Since you can’t smoke inside the building, the employees go out now and then, or often.  Like Belgian Antonio.  Marnix, department head, diventato arrogante padrone breaks le palle ad Antonio, e anche un pó a me … He orders the music turned down so far it’s inaudible, and he says the office doors must be kept open. Medieval.

April. Thursday,

Up at 6:30 a.m. To the dojo, zazen.

School.  Irregular declinations..

Beginnen- begon- begonnen. Not so irregular after all: this music repeats.  Drinken- dronk-gedronken, vertrekken-vertrokken-vertrokken.

Streng: strict: te sterk met de regels te zijn. Literally, to be too demanding with the rules. 

I leave.

12:30 = expanse of sea.

I go to Bookings along the canal.

Calling France, Italy, Spain.  Farid teaches, gives advice to create one’s own agenda. Happiness is a thing shared.  Why does man work?  Happiness is not a job.

Happiness is not work (it’s a warm gun, we know).

[ … ]

Bookings. Back here again. 12.30 p.m. Dutch lunch.  Bread, cheese, juice, coffee and a cigarette.

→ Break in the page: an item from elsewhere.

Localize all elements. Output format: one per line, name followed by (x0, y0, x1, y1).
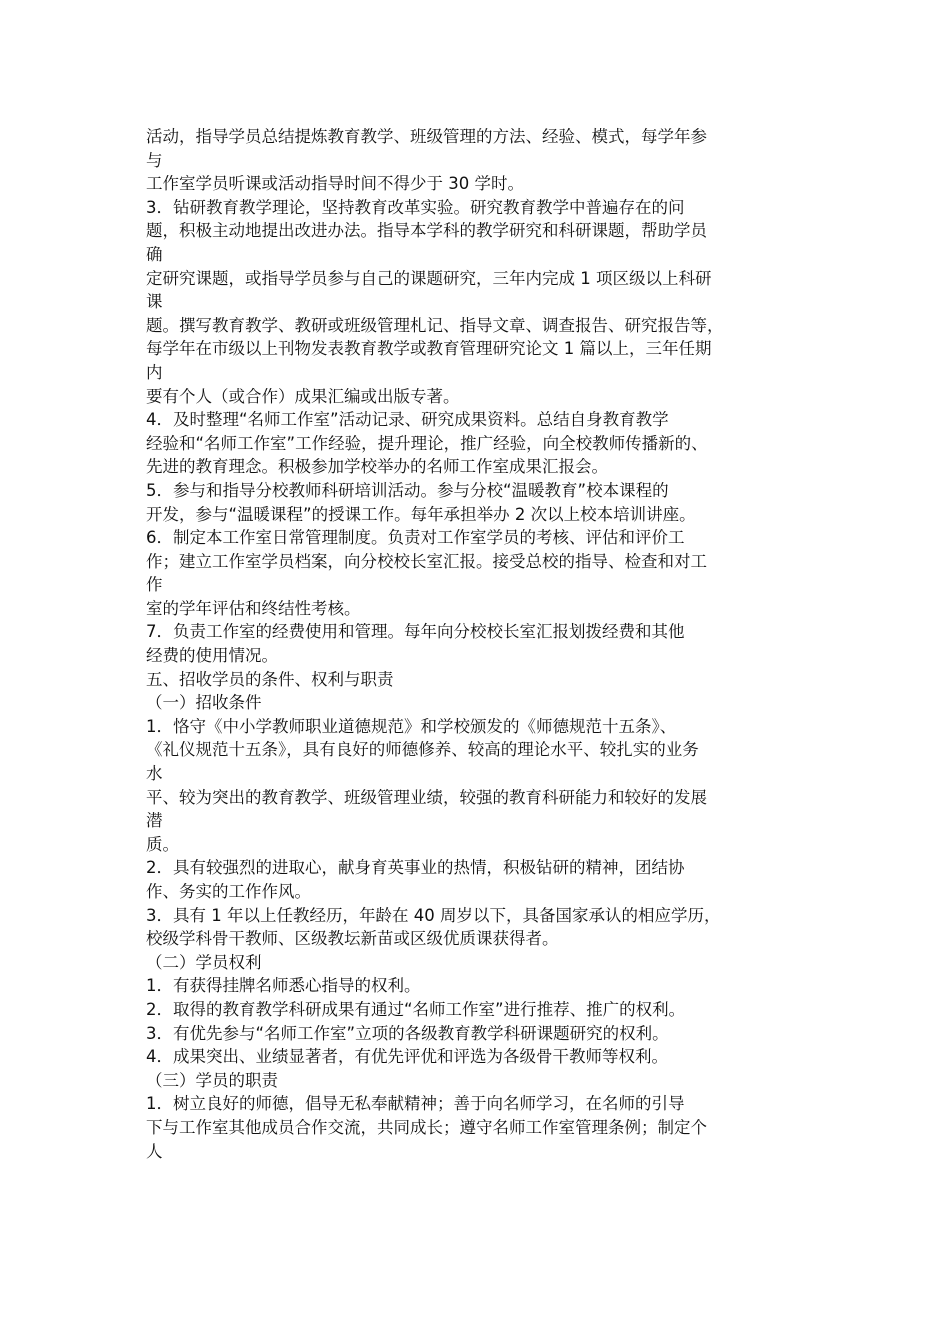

Inaffarato amongst discarded people, afine la carcasse. Quit:  I say goodbye to some of my comrades.  Including “the Boss.”  I shake his hand and see that he’s happy.  Me too.

Tuesday, April.

            After so many days in Bookings, I quit yesterday.  The impatience of a spring day, disgusted with empty work and the difference between simple employees and managers, or whatever.  In peace.

[ … ]

Expanse of sea = sign of water

 


[1] Due to length limitations I’ve left various segments from this time span out of my entry here.  Relevant but far too long for this space are his reading notes on Wallerstein — they inspire brief reflections on historical empires and revolutions, including more notes on Holland. The notes arguably engage larger issues in Pérez’ writing career.